VIH : un premier traitement injectable à action longue arrive en France
Le laboratoire ViiV Healthcare annonce le prochain remboursement en France de la combinaison de Vocabria® et de Rekambys® sous formulations injectables bimestrielles. Une avancée galénique qui offre une nouvelle perspective de prise en charge moins contraignante pour les personnes vivant avec le VIH, stabilisées sous traitement oral quotidien.
C’est une « forte attente de la part des patients vivant avec le VIH », selon le Pr Gilles Pialoux, chef du service des maladies infectieuses de l’Hôpital Tenon, qui va se retrouver comblée. Ceux d’entre eux dont la charge virale est stabilisée sous traitement oral devraient en effet avoir prochainement la possibilité de basculer vers un traitement injectable à action prolongée. Lors d’une conférence de presse le 8 novembre à Paris, le laboratoire ViiV Healthcare (co-entreprise entre GlaxoSmithKline, Pfizer et Shionogi) a annoncé le prochain remboursement (l’inscription au Journal Officiel est attendue d’ici la fin du mois) de son traitement injectable associant son Vocabria® (cabotégravir) et Rekambys® (rilpavirine) de Janssen (1), après une AMM européenne obtenue en décembre dernier.
Mariel Mayer, directrice médicale de ViiV Healthcare pour la France et la Belgique (en photo), rappelle que les objectifs ont évolué entre les tout premiers médicaments (AZT) dans les années 80, où le but était de retarder la progression de la maladie, et les traitements combinés en comprimé à prise quotidienne unique, permettant de maintenir la réplication du virus à des niveaux indétectables. « Aujourd’hui que l’espérance de vie d’un patient sous traitement correspond à celle d’une personne non-infectée par le VIH, la préoccupation est d’améliorer la qualité de vie sur le long terme », souligne-t-elle.

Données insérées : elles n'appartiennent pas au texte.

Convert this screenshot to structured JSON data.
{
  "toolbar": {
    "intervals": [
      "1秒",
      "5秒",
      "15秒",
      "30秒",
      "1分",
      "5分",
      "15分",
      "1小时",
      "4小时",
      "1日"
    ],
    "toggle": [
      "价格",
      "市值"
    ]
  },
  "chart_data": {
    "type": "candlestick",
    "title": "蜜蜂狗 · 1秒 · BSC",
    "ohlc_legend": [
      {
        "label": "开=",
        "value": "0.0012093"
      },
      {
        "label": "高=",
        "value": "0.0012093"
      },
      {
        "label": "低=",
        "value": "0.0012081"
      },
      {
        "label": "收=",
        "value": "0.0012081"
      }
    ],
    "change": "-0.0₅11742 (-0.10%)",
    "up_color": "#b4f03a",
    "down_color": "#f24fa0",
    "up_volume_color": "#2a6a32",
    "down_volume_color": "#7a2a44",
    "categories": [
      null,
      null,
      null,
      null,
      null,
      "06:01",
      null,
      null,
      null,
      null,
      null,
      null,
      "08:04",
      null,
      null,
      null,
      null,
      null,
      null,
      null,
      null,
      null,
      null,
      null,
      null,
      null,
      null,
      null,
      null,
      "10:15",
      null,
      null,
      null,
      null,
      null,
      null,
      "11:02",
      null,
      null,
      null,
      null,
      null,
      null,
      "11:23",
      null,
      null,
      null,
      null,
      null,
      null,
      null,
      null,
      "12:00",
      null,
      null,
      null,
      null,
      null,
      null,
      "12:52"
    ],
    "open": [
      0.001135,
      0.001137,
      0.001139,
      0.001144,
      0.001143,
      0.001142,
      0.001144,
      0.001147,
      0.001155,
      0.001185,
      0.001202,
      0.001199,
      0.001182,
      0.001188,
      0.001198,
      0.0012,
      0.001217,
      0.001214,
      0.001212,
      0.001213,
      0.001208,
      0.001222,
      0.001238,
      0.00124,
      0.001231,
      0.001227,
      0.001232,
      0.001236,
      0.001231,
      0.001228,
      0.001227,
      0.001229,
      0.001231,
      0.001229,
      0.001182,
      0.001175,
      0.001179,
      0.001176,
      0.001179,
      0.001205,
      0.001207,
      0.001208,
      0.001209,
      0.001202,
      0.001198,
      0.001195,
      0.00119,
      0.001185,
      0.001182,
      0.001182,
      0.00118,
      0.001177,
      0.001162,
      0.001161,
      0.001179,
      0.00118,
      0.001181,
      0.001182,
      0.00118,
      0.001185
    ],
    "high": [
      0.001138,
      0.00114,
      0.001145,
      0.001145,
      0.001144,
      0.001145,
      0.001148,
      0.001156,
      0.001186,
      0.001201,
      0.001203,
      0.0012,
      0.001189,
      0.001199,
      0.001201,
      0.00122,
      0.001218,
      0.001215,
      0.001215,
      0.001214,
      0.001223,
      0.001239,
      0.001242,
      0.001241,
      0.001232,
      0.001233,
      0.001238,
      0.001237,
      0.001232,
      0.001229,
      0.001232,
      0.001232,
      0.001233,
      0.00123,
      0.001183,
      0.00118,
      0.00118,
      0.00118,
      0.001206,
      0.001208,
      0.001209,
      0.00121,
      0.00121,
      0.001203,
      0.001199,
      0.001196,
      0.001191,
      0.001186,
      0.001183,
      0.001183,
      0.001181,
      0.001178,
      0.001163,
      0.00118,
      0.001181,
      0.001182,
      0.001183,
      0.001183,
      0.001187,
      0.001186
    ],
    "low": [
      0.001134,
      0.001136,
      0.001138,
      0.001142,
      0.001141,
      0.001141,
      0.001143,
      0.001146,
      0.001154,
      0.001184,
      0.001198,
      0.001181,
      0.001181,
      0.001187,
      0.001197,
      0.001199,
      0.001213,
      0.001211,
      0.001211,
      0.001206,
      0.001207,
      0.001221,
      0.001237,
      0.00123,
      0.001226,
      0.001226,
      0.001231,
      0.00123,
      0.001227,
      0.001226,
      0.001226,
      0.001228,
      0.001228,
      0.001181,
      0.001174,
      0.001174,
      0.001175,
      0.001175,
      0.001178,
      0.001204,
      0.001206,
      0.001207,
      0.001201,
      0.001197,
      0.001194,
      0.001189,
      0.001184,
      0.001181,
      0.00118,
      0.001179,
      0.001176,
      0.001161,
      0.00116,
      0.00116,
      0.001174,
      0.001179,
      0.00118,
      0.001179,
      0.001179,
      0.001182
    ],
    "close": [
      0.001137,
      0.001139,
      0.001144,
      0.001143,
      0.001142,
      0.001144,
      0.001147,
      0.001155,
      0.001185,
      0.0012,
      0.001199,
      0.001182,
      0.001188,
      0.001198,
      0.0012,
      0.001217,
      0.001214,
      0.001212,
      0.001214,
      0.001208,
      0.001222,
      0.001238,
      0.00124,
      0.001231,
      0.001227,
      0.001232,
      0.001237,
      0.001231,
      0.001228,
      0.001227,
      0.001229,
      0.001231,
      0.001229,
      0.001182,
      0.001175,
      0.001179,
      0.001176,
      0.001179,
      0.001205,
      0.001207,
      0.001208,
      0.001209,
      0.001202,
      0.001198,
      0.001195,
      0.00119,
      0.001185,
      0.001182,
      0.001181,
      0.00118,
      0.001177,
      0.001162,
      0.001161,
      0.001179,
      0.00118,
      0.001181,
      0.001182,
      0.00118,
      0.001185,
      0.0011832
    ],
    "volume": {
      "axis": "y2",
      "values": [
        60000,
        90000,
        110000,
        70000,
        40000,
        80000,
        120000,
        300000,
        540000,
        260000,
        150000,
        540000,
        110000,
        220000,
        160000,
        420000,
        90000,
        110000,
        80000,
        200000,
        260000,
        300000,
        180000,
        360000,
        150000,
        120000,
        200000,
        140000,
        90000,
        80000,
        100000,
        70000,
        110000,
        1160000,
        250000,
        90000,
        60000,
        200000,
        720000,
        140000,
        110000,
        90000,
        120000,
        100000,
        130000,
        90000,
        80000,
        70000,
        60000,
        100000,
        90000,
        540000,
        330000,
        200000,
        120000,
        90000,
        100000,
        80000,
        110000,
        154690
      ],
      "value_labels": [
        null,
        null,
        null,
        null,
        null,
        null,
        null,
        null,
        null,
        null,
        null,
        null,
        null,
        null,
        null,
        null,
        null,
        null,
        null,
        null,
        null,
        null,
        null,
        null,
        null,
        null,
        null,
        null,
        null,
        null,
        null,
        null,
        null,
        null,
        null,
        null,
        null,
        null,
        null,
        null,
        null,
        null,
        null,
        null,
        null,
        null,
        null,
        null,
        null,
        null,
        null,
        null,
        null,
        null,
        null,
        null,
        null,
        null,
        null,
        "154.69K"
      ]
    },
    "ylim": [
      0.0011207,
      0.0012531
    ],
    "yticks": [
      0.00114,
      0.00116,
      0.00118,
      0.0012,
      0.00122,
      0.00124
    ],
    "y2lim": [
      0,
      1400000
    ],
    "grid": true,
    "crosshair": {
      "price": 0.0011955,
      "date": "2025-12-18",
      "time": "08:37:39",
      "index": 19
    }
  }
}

Un changement à la demande des patients
Selon le Pr Pialoux, la prise quotidienne de comprimés est perçue par le patient comme un rappel journalier de sa séropositivité et est associée à une peur de la stigmatisation ou de devoir divulguer sa séropositivité. A l’inverse, selon une enquête menée auprès des patients de l’hôpital Tenon, 65 % de ceux qui pourraient être concernés par ce nouveau traitement se disent prêts à basculer d’une thérapie orale quotidienne à une thérapie injectable longue durée. « Bien sûr, il peut y avoir une inquiétude de la part des patients à l’idée de changer de traitement quand tout se passe bien, reconnaît Gilles Pialoux. La bascule se fera à la demande des patients, plutôt que sur proposition des cliniciens. »
En pratique, les deux molécules seront administrables par injection intramusculaire par une infirmière en ville, après une période d’initiation à l’hôpital et éventuellement une phase d’instauration de la thérapie en comprimés par voie orale – cette dernière ayant été rendue optionnelle par une décision de l’EMA du 28 octobre dernier. Une attention particulière devra être accordée au suivi de l’observance de ces injections.
Nombreux développements en cours
Cette association pourrait n’être que la première d’une série de formulations à action longue. Chez ViiV Healthcare, comprimés à libération prolongée, auto-injecteurs ou encore implants sont à l’étude. Des formulations longues pourraient aussi être rapidement utilisées dans une stratégie de prévention de l’infection au VIH. Le cabotégravir à injections bimestrielles fait actuellement l’objet d’une évaluation prioritaire par la FDA dans une indication de pré-exposition (PrEP) : la décision est attendue pour fin janvier prochain. Et la concurrence n’est pas en reste : le lénacapavir de Gilead (1) est en cours d’examen par l’EMA, en formulation injectable sous-cutanée à administrer tous les six mois, en association avec un ou plusieurs autres antirétroviraux, cette fois chez des patients porteurs du VIH multirésistants en échec de traitement.
Julie Wierzbicki
(1) Le cabotégravir est un inhibiteur de l’intégrase, empêchant la réplication du VIH ; la rilpavirine est un inhibiteur non-nucléosidique de la transcriptase inverse, qui bloque la multiplication du virus. Le lénacapavir est un inhibiteur de capside, agissant à plusieurs stades du cycle de réplication du VIH.